This study has documented the beneficial effect of steroid pretreatment with respect to the systemic manifestation of capillary leak syndrome. In the steroid pretreatment group, there was a significantly better preservation of COP associated with less need for crystalloid infusion reflected by the changes in BW and BEI. In contrast, one extreme animal in group PP manifested a classic picture of severe capillary leak syndrome, with ascites, hypotension, increasing Hct, and low CVP despite fluid administration.
Steroids and brain injury
Steroid therapy has been applied in the setting of central nervous system injury. Its effectiveness has been a subject of controversy primarily because of undefined dosage, timing of administration, different mode of brain injury, and concern for side effects. However, Jane and coworkers [10] reported a significant improvement in severely injured patients who received an initial 15 to 30 mg/kg dose of methylprednisolone at the scene of the head-related accident. The mortality rate was strikingly reduced compared with that of a comparable group receiving no steroids.

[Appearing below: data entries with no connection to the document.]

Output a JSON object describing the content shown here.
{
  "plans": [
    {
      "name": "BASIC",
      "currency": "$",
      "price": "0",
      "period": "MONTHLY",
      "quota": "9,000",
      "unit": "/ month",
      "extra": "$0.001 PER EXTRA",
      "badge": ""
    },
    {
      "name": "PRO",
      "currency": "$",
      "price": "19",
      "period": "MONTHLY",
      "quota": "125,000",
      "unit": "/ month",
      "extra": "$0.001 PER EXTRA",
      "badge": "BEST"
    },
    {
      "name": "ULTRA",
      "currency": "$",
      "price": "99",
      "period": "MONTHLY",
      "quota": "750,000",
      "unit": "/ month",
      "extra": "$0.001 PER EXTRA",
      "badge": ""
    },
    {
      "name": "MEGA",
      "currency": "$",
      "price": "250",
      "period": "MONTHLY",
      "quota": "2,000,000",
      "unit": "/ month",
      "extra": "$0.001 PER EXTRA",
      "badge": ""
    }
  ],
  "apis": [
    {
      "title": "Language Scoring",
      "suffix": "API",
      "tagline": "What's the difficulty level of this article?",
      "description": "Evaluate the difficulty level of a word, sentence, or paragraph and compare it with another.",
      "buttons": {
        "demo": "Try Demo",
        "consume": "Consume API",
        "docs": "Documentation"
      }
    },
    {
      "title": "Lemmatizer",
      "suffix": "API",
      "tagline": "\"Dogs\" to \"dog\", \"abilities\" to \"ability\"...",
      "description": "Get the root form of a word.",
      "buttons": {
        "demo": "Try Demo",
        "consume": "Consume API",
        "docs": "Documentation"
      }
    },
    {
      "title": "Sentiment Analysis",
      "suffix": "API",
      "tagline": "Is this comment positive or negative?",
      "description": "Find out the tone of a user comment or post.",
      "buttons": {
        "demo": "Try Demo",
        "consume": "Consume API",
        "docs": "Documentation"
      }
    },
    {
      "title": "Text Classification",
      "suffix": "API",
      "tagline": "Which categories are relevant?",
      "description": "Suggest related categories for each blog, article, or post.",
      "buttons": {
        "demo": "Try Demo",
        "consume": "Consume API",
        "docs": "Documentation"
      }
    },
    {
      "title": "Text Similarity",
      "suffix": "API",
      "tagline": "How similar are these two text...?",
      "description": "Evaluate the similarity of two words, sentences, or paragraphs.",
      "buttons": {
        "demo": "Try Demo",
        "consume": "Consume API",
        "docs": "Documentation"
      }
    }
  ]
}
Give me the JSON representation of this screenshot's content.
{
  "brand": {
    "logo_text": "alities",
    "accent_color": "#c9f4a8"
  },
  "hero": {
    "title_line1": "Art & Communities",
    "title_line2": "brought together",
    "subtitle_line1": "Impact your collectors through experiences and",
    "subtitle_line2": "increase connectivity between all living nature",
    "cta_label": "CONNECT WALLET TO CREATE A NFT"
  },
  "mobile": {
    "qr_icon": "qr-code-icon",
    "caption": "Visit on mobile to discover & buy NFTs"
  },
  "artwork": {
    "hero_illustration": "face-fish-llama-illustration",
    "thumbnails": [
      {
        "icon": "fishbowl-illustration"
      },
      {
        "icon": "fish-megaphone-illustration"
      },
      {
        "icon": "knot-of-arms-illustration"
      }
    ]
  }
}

In our setting of ischemia-reperfusion brain injury and inflammatory response to CPB, the trypan blue findings suggested significant disturbances in the neurovascular integrity of the BBB in the pump prime steroid group compared with steroid pretreatment. This increase in permeability of the BBB was translated into a higher index of apoptotic neuronal damage. All apoptotic caspases normally exist in cells as inactive enzymes. When cells undergo apoptosis, these caspases become activated through sequential proteolytic events that cleave the single peptide precursor into the active enzyme. Caspase-3 has been shown to play a central role in the regulation and execution of apoptosis [11]. In addition, there was a significantly better preservation of cerebral TGF-ß1 expression in steroid pretreated animals. Although TGF-ß1 is minimally expressed in intact adult brain, at a young age while organ development is very active, its expression is increased [12]. Increased TGF-ß1 expression has also been demonstrated after ischemic brain injury. This upregulation was thought to be a crucial response to injury since it possesses angiogenic and antiinflammatory properties that affect neurodegeneration, chemotaxis, and extracellular matrix remodeling. It also has a neuroprotective capacity to rescue cultured neurons from excitotoxic and hypoxic cell deaths, to reduce infarct size after cerebral ischemia [13]. The failure to activate otherwise normal amounts of TGF-ß1, on the other hand, is a negative prognostic factor.
Timing of steroid administration
Intuitively, it seems unlikely that a simple variation in the timing of steroids administration during CPB and DHCA can have different physiologic consequences. However, it is interesting to note that in the majority of reports demonstrating the benefit of steroids during extracorporeal circulation, the medication was administered directly into the patients before initiation of CPB [8, 14]. Although this detail has not been emphasized in their conclusions, more recent studies suggested that the timing of steroid administration played an important role. In a piglet model of DHCA, Lodge and associates [15] have shown that methylprednisolone pretreatment before surgery was associated with better pulmonary functions as compared with steroid in pump prime or no steroid groups. Similar findings were confirmed in clinical settings [8]. Our study incidentally revealed a strong tendency toward a decrease in arterial oxygen tension in group PP at 6 hours postoperatively. Steroid pretreatment has also been shown to have superior cerebral oxygen metabolism and recovery of cerebral blood flow after DHCA in a piglet model [16]. Our study results concurred with these previous reports and demonstrated that steroid pretreatment significantly decreased fluid accumulation, loss of COP, and trypan blue leakage across cerebral vasculature, with better indices of cerebral protection.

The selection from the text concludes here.